Individuals with certain types of criminal conviction will not only be denied deferred action because of ineligibility but in fact also be considered priorities for removal. Those who commit fraud in their deferred action request will also be referred to enforcement authorities.

Executive authority to grant administrative relief lies in Section 103(a) of the Immigration and Nationality Act which places the enforcement of immigration laws with the Secretary of Homeland Security. The executive branch has granted deferred action since the 1970s and federal courts have recognized such power.

An example of deferred action was the deferred departure granted to nurses, mostly from the Philippines, in December 1977. Hundreds, if not thousands, of nurses faced the threat of deportation. Through the efforts of the NAFL-FNG, a Filipino nursing group, which I represented as attorney, nurses were given a temporary relief of up to 3 years. Most of the nurses eventually obtained their green card.

Republican lawmakers, who are quick to cry backdoor amnesty every time President Obama wields his executive power in matters of immigration law, have predictably criticized the new policy as evidence of the president’s refusal to deal with Congress. Actually, in 2010, the DREAM Act was passed by the Democrat-controlled House of Representatives but rejected by the mostly Republican Senate. The bill was first introduced in Congress in 2001 and has been reintroduced every year since.

It will be recalled that more than one year ago after the DREAM Act’s demise, twenty-two Democratic Senators wrote a letter to the president urging him to grant deferred action to DREAM Act-eligible students.

The future of the policy is not guaranteed given that the United States may have a new executive by year-end. GOP candidate Mitt Romney has refused to say whether he would repeal the policy, apparently careful not to alienate the growing immigrant population.

Not all undocumented immigrants who were brought to the U.S. at a young age will be able to, or should, request the relief.

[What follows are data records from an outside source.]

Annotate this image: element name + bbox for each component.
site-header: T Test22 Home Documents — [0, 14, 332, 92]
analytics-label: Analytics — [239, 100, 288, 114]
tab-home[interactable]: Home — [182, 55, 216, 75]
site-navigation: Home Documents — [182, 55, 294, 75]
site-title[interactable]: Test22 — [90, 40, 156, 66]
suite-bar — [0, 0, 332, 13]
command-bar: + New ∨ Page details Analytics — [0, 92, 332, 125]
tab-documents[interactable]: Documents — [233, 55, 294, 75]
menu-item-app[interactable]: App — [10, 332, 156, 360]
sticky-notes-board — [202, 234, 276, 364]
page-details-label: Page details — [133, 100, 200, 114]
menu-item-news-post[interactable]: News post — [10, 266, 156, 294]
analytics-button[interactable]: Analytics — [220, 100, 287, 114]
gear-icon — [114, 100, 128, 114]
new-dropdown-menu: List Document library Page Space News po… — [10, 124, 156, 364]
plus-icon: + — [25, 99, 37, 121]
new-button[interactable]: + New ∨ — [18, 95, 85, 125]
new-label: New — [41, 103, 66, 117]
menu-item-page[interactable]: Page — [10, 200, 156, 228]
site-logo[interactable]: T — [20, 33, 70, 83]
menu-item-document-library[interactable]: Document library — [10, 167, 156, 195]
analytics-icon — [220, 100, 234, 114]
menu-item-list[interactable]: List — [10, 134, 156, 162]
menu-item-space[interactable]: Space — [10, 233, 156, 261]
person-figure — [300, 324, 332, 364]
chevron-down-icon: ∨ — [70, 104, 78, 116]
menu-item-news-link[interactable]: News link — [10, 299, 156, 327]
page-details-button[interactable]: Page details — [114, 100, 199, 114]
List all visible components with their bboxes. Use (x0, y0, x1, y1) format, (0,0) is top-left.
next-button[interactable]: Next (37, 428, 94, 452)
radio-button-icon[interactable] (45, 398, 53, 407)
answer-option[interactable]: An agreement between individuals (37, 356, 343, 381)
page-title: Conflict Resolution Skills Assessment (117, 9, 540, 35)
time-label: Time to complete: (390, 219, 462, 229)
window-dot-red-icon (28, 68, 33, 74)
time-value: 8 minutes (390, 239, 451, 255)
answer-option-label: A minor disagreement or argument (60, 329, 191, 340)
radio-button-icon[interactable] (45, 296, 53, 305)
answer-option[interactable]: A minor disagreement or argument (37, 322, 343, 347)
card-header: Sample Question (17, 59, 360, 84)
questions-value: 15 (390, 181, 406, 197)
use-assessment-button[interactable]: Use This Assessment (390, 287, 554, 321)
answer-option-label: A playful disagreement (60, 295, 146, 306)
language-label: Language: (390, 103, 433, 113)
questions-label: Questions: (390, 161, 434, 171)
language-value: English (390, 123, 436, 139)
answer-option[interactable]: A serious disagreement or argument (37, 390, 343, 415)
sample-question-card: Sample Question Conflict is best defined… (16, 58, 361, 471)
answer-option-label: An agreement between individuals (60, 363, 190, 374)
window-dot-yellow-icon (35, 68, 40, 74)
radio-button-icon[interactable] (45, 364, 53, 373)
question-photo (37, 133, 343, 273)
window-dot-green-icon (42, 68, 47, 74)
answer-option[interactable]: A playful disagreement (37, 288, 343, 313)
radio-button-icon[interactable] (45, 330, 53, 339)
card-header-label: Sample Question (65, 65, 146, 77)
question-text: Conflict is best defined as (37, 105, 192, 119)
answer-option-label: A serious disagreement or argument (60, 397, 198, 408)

If possible, one must seek legal advice before doing so since there are risks associated with the act of presenting oneself to the immigration authorities.

Be that as it may, the option of finally being allowed to contribute productively to society, albeit in a limited measure, should be favorably considered by anyone who meets the requirements. After all, regardless of who occupies the White House, one can always hope that our government will do the right thing.